The code would look like this:
public static int contaLetrasMinusculas(String texto) {
// se a String for vazia, retorna zero
if (texto.isEmpty()) {
return 0;
}
// verifica se o primeiro caractere da String é minúsculo
char primeiro = texto.charAt(0);
// se for minúsculo, "c" é igual a 1, senão é zero
int c = Character.isLowerCase(primeiro) ? 1 : 0;
// retorna "c" + a contagem do restante da string
return c + contaLetrasMinusculas(texto.substring(1));
}
Some examples of use:
System.out.println(contaLetrasMinusculas("")); // 0
System.out.println(contaLetrasMinusculas("A")); // 0
System.out.println(contaLetrasMinusculas("b")); // 1
System.out.println(contaLetrasMinusculas("aBcdEFGHiJ@1-")); // 4
Of course you can make it more succinct, but then you see if it becomes less readable/ more difficult to understand:
public static int contaLetrasMinusculas(String texto) {
if (texto.isEmpty()) {
return 0;
}
return (Character.isLowerCase(texto.charAt(0)) ? 1 : 0)

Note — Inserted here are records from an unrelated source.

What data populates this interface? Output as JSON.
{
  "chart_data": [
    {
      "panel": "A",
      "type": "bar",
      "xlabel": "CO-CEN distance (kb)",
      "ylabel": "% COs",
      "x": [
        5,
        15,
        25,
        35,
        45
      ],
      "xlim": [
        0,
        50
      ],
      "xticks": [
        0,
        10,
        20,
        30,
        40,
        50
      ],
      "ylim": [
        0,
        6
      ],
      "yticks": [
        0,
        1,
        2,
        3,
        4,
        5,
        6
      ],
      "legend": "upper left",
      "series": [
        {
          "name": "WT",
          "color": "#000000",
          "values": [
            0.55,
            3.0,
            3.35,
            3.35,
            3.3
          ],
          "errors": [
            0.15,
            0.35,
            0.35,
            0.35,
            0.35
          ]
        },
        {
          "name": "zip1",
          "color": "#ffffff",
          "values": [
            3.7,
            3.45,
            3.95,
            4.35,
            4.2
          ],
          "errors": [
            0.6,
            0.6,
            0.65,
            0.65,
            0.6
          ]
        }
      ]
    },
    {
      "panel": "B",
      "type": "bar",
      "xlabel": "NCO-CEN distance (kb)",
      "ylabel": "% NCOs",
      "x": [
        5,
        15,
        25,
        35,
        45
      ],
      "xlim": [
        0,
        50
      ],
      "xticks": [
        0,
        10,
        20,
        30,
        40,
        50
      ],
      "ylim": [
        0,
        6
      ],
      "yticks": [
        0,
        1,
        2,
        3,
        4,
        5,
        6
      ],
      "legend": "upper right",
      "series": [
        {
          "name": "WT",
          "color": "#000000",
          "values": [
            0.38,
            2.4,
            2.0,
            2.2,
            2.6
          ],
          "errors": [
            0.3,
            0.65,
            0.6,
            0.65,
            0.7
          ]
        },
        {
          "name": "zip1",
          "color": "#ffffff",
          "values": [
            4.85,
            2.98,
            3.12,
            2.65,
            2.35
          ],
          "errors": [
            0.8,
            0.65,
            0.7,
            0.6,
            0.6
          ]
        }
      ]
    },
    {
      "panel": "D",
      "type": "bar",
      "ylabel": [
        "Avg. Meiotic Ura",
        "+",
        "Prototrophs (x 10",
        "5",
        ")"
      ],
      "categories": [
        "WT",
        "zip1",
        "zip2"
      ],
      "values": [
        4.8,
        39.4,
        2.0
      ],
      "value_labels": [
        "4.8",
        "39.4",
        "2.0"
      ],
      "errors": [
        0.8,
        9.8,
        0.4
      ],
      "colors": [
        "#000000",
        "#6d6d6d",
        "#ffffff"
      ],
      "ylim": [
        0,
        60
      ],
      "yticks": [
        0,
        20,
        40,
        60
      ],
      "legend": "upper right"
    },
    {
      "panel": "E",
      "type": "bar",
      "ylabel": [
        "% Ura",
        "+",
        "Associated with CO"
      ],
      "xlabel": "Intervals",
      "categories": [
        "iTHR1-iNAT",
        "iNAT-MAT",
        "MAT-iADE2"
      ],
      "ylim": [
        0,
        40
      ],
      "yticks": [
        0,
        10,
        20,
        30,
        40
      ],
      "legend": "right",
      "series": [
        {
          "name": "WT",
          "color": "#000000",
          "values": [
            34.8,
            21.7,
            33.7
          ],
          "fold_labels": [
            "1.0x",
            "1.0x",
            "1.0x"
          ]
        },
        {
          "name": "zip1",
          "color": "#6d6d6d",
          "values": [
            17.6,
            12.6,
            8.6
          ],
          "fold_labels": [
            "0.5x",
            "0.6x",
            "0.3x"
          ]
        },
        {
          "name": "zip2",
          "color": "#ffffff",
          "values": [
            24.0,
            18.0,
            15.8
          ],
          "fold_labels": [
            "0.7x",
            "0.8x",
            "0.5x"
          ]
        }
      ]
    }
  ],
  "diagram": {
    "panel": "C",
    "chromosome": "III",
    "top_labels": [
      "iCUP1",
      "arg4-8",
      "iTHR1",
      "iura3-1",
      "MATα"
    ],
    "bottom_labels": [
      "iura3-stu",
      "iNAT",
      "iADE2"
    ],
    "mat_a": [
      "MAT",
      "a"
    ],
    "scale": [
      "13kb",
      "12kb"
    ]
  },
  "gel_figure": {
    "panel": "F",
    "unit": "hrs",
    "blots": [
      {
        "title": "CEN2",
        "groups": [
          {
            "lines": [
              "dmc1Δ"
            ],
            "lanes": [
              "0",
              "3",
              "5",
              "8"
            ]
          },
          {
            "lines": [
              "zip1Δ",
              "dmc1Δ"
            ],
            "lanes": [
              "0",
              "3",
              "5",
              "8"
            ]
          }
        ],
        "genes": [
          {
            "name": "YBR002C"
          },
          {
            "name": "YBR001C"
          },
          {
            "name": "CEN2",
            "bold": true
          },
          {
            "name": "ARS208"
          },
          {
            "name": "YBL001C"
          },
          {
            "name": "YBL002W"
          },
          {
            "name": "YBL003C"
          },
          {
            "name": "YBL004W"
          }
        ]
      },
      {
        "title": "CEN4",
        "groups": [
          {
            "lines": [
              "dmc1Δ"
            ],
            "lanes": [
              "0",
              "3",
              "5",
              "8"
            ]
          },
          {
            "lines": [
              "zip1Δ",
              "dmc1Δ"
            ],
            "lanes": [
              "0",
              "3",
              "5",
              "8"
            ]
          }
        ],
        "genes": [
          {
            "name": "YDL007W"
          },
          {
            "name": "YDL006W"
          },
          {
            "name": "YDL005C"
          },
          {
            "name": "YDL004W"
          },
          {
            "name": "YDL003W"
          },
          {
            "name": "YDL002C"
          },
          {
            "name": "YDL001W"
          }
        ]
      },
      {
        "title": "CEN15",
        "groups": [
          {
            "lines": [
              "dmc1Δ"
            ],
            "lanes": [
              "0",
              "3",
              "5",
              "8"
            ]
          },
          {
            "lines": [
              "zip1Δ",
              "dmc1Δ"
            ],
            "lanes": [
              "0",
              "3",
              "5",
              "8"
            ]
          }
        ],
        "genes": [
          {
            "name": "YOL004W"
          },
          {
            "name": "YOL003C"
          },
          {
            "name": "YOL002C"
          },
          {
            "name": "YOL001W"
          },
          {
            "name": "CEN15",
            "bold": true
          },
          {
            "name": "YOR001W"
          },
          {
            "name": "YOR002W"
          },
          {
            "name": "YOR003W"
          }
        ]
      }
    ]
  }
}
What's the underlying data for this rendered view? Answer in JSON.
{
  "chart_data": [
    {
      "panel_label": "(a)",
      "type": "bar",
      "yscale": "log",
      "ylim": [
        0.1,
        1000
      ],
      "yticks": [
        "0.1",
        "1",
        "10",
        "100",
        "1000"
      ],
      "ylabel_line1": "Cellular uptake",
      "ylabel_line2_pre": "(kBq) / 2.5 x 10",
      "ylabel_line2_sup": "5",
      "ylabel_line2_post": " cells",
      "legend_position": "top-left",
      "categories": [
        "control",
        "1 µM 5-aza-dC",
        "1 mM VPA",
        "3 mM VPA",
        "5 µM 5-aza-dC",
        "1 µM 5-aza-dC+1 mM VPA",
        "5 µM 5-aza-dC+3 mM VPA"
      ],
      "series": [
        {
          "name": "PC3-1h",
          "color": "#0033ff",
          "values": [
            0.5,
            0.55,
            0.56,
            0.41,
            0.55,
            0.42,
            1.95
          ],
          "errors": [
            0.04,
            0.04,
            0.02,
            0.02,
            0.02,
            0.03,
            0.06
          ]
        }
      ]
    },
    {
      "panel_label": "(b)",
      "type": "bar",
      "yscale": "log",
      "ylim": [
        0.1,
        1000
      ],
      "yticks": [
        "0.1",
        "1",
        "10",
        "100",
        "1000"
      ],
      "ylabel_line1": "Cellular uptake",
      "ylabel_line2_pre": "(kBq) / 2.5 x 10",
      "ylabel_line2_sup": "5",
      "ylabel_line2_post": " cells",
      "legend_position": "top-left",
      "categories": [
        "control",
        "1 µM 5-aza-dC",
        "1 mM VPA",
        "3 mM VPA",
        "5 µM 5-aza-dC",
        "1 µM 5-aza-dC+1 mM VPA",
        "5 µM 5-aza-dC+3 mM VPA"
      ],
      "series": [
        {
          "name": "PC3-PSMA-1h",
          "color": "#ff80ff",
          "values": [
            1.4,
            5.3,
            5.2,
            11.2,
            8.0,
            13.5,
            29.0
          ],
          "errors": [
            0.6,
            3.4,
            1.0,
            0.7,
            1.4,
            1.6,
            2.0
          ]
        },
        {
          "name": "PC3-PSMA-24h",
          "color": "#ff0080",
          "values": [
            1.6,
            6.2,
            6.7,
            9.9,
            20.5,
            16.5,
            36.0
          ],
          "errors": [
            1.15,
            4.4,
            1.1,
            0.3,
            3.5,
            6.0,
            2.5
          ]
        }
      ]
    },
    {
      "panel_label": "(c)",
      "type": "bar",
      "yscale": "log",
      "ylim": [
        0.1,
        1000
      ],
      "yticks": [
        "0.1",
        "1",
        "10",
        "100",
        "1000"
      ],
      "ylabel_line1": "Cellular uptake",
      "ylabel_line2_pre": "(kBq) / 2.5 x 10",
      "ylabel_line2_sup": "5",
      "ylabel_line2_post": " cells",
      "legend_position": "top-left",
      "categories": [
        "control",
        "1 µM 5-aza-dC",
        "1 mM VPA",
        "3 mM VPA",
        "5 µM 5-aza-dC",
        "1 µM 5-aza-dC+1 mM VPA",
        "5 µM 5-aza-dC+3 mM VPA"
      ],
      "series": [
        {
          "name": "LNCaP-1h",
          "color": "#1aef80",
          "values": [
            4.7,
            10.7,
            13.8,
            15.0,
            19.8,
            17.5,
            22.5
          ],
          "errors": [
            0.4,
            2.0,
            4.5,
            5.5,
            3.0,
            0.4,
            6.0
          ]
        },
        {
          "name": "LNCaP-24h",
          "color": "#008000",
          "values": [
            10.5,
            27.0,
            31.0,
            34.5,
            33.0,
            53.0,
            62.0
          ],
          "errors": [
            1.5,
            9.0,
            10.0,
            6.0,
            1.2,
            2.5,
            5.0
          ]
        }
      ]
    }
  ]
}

+ contaLetrasMinusculas(texto.substring(1));
}
Unicode
The above code works well for our alphabet. But to work with any Unicode characters, we must make some modifications. For more details on how Unicode works, I recommend oracle tutorial and this question.
In general, Unicode allows characters that do not fit in one char
(and are stored internally in two chars
- the so-called surrogate pair). So use this approach of charAt
does not work for these characters.
And instead use char
, we use codepoints (which is the numeric code that all characters have within Unicode).
If you want a more general solution that works with any Unicode characters, the code looks like this:
static int contaLetrasMinusculas(String texto) {
if (texto.isEmpty()) {
return 0;
}
// primeiro Unicode codepoint da String
int primeiro = texto.codePointAt(0);
int c = Character.isLowerCase(primeiro) ? 1 : 0;
// Character.charCount verifica se o codepoint ocupa um ou dois chars
return c + contaLetrasMinusculas(texto.substring(Character.charCount(primeiro)));
}
The code keeps working for the previous cases:
System.out.println(contaLetrasMinusculas("")); // 0
System.out.println(contaLetrasMinusculas("A")); // 0
System.out.println(contaLetrasMinusculas("b")); // 1
System.out.println(contaLetrasMinusculas("aBcdEFGHiJ@1-")); // 4
But now it also works for other Unicode characters, such as (DESERET SMALL LETTER LONG I), which corresponds to Unicode Codepoint 66600 and is considered lowercase:
// DESERET SMALL LETTER LONG I http://www.fileformat.info/info/unicode/char/10428/index.htm
String s = new String(Character.toChars(66600));
System.out.println(contaLetrasMinusculas("aA" + s + "Bb")); // 3
is not duplicate? https://answall.com/q/331602/28595
– user28595
Does it have to be recursive? Because it doesn’t seem to be such a problem.
– Gustavo Fragoso
@Gustavofragoso In exercise asks to use recursion but does not specify to what. I’m learning about recursion yet.
– water
@Article In my view it is not about duplicate because I am dealing with other different types of results.